The inescapable truth in this is that if Congress keeps borrowing with its usual frivolity, then, over the course of the 2024 fiscal year, the debt-to-GDP ratio will grow faster than it did in FY2023. As a result, investors in U.S. debt will demand higher interest rates just to keep buying it.
We have now reached the point where the size of the debt itself can drive up deficits and thereby the accumulation of more debt. This is a far more dangerous debt-inflating force than when the Federal Reserve was behind the rise in interest rates. Once debt-market investors start demanding higher interest rates, it is very difficult to stop the rates from rising. The only way that Congress could do so, would be to engage in major spending cuts within a short period of time—in other words, the same type of austerity policies that wrecked the Greek economy a decade ago.
At this point, there is no sight of any such policies even being considered in Congress, let alone more prudent, farsighted measures to curb spending. President Biden and his administration seem to be equally uninterested in preventing market-driven increases in interest rates. One indication of this is their debt management policy, which I have pointed to in the past: when the Treasury needs to borrow more money, it issues new debt under short-term maturities, which—due to an inverted yield curve—come with higher interest rates than longer-maturity debt:
- Since October last year, the Treasury has borrowed $2,124 billion in short-term debt with a maturity of one year or less;
- This amount exceeds the total increase in the U.S. debt for the same period of time.
The share of the debt that is held in short maturities has increased from 15% at the start of the fiscal year to 20.6% as of September 15th.
It is incomprehensible why the Treasury has used short-term bills instead of long-term notes and bonds to borrow more money. Yet it is a fact that they have, and that they are continuing to feed the sovereign debt market with high-yield debt securities. This is a clear signal that the Treasury has no long-term perspective whatsoever on how to manage the federal government’s debt. Therefore, it is inconceivable that they will take any policy measures to slow, let alone reverse, the rise of the debt.

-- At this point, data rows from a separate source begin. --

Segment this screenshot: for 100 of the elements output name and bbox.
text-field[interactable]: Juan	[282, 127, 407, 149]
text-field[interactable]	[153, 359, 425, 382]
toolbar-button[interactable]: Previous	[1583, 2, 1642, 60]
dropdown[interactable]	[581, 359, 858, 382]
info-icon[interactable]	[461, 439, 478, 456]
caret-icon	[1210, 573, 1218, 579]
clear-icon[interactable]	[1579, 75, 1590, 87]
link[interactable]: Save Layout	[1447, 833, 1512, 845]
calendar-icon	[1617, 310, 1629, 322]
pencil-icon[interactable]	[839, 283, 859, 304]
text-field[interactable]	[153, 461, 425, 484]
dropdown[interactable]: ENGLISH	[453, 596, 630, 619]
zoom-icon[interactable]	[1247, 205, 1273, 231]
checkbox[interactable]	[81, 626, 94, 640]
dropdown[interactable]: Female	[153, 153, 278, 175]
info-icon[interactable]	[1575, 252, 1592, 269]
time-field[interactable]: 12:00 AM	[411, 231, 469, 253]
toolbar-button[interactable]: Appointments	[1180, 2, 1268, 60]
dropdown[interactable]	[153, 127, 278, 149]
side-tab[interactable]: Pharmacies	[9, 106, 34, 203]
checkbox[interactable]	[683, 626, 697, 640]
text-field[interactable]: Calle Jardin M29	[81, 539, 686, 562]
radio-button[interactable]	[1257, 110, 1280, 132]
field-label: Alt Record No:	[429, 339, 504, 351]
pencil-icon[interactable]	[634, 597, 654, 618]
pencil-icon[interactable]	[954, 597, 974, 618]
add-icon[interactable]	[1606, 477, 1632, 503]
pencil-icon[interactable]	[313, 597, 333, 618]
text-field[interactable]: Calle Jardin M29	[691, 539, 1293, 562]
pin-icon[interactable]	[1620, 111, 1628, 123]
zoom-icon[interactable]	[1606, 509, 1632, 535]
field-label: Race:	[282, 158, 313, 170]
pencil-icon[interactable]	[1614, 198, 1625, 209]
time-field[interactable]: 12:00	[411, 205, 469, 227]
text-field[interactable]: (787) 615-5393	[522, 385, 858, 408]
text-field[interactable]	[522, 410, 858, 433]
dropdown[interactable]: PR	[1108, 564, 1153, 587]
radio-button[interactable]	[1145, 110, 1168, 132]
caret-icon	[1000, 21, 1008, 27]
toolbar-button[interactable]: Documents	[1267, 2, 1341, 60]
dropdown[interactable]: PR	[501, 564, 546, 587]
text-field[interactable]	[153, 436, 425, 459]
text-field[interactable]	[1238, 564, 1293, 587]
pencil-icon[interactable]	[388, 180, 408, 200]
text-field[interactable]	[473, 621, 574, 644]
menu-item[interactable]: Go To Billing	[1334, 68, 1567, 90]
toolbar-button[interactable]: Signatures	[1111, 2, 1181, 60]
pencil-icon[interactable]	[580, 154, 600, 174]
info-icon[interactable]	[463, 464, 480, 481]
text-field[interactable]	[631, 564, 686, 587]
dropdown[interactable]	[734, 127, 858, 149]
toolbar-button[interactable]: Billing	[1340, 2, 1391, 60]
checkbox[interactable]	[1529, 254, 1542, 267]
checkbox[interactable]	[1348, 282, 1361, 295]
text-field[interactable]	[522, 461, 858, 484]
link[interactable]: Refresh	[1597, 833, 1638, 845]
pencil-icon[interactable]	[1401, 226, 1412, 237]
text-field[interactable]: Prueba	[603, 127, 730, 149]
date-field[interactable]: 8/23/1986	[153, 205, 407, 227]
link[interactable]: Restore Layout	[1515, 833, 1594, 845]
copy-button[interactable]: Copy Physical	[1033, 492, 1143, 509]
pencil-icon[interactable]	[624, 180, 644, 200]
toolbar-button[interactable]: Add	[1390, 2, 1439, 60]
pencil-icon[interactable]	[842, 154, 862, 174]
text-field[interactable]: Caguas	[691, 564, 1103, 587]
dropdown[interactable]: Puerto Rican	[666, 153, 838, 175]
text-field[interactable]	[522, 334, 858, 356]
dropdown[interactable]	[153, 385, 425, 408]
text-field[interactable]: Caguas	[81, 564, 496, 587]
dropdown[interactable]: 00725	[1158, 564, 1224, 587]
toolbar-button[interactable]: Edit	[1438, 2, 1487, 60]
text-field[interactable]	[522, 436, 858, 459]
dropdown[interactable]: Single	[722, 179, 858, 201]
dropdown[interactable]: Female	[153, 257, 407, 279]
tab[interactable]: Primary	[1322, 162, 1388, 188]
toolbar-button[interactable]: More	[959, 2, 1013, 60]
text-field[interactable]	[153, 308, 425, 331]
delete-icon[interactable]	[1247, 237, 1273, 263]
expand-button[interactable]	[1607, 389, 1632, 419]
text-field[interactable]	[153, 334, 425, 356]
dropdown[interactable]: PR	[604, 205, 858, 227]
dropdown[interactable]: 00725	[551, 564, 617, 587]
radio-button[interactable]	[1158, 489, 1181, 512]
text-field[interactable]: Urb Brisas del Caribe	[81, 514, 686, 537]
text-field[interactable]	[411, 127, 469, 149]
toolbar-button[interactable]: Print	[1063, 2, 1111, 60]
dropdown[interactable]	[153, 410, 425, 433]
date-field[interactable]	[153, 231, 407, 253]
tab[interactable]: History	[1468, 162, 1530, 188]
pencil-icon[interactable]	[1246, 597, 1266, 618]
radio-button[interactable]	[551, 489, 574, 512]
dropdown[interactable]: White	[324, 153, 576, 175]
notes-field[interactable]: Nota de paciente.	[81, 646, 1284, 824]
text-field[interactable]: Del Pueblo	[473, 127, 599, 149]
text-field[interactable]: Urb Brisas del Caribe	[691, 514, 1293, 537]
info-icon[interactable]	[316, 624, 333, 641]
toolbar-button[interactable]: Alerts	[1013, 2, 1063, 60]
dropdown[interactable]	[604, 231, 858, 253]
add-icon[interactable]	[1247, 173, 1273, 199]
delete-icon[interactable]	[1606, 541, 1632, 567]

Meanwhile, as is visible in the Treasury auctions of new debt, the sovereign debt market continues to drive rates higher. Some examples:
- In the past 12 weekly auctions of the 1-month Treasury bill, the median yield, or interest rate, has risen from 5.02% to 5.27%; six months ago, the auction yield was 4%;
- The six-month bill has been paying more than 5% at auctions for 18 weeks straight; the yield at last week’s auction of 5.29% was a recent record;
- The five-year note, which the Treasury auctions off monthly, paid 4.33% at its most recent auction, the highest yield in at least six years;
- The benchmark 10-year note set a record for at least ten years by paying 4.23% at its latest monthly auction.
While the market push on interest rates is slow, it is nevertheless happening. Regardless of whether the Federal Reserve continues to raise interest rates, private investors will continue to demand higher interest rates simply because the debt keeps rising. If, on top of that, the U.S. government suffers another credit downgrade—and I would expect more to come—the pace of rising yields will pick up.
The 2023 fiscal year is not one that Congress, the president, or for that matter American taxpayers should be very proud of. On the contrary, the best way to look at it is a missed opportunity to come to grips with a debt problem that sooner rather than later will become an existential threat to the prosperous U.S. economy.